Stay away from cars with timing belts…


#12

Oh no! I do not plan to put that money in the car and then get rid of it. It really depends if the warranty people cover this estimated cost. I will definitely keep you in the loop as far as the end result. I hate to get rid of this car because I really enjoyed the look and I thought dependability of it. But cuteness doesn’t get you from point a to b. I am on the road too much to take a chance with this car.
Thank you for your input again.


#13

Lol! If only my car could operate on how much I love to travel.


#14

As of today, the reason the timing belt broke according to the dealership is because it broke. I am not a mechanic, but I don’t believe that to be a valid reason. About 2 1/2 weeks ago, the extended warranty agreed to pay for the repairs. I also called in a regional case manager. She was told my car should be done by Wednesday of next week?!? On a side note, I went by the dealership and took about 50 pictures of my car.

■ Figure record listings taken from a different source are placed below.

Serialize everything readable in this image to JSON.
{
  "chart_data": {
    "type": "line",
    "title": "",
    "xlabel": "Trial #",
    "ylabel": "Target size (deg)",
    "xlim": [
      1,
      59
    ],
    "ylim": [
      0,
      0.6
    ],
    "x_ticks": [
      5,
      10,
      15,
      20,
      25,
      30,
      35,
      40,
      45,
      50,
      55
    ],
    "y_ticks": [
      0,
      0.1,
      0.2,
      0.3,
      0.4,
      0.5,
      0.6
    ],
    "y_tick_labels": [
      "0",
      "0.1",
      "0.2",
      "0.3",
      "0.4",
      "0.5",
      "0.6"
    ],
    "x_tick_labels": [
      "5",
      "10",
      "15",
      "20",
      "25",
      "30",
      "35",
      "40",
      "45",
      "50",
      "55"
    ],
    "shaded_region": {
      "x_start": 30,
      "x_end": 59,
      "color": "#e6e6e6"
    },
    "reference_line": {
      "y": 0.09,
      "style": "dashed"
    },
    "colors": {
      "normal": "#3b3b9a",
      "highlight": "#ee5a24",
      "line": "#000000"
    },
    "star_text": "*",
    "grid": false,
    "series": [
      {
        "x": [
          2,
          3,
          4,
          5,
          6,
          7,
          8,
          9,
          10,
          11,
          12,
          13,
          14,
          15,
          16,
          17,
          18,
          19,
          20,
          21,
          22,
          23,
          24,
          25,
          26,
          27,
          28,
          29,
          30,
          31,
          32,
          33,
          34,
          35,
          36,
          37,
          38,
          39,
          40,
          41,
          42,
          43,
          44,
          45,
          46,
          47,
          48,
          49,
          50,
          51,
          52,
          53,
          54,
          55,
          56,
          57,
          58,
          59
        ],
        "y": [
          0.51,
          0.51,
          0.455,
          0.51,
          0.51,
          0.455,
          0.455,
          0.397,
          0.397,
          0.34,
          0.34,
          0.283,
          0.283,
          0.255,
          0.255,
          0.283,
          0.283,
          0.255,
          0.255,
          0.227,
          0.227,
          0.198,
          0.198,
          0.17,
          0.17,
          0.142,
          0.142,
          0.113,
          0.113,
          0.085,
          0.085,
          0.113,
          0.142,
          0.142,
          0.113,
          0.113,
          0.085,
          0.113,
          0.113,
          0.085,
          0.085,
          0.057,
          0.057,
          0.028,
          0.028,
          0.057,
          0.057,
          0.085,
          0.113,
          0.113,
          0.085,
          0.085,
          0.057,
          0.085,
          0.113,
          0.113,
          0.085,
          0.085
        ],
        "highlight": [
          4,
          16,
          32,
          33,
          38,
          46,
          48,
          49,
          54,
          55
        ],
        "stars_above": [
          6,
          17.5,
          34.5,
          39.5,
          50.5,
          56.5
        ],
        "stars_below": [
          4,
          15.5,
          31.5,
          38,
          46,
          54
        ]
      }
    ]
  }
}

The word to describe my poor car is “disemboweled.” There were parts filling up the trunk, parts in the back seat AND the engine was 50 feet away in the garage. I also found out after the fact the cylinder head did not need to be removed to repair the car according to another mechanic.


#15

As of today, the reason the timing belt broke according to the dealership is because it broke. I don’t believe that to be a valid reason, but that is all the explanation I am going to receive. I do have a regional case manager working on my behalf for the last two weeks. According to the case manager, the car should be repaired by Wednesday of next week. 5 1/2 weeks later…


#16

There is no way the (Air Conditioning) Compressor problem is related to the Timing Belt problem. And I am not sure what Washer replacement has to do with anything. The only reason to replace the condenser is if it has a leak or it got plugged with debris from the compressor failure. You really need to be concerned with the timing belt failure after only 1 year as the issue and forget about the compressor. Bottom line is that the place that replaced the timing belt didn’t do a good enough job. Or, you got an off brand or counterfit replacement belt. When the MIL light came on, it might have been an indication that the belt had skipped a notch and was close to giving out. I recenly went over 80,000 miles on the OEM timing belt. And I have had an engine destroy itself when the cam siezed breaking the key on the timing belt pulley instead of the belt. Believe me that belt is strong. If it is a good belt and put in correctly. I have heard that VWOA is no help and it is really the dealer or garage that you need to deal with. You might have to become a nuisance. Call the owner (daily) and complain, Consider walking in fromt with a sign or taking out an add in thepaper (or at least threatening to do so) and line up a lawyer.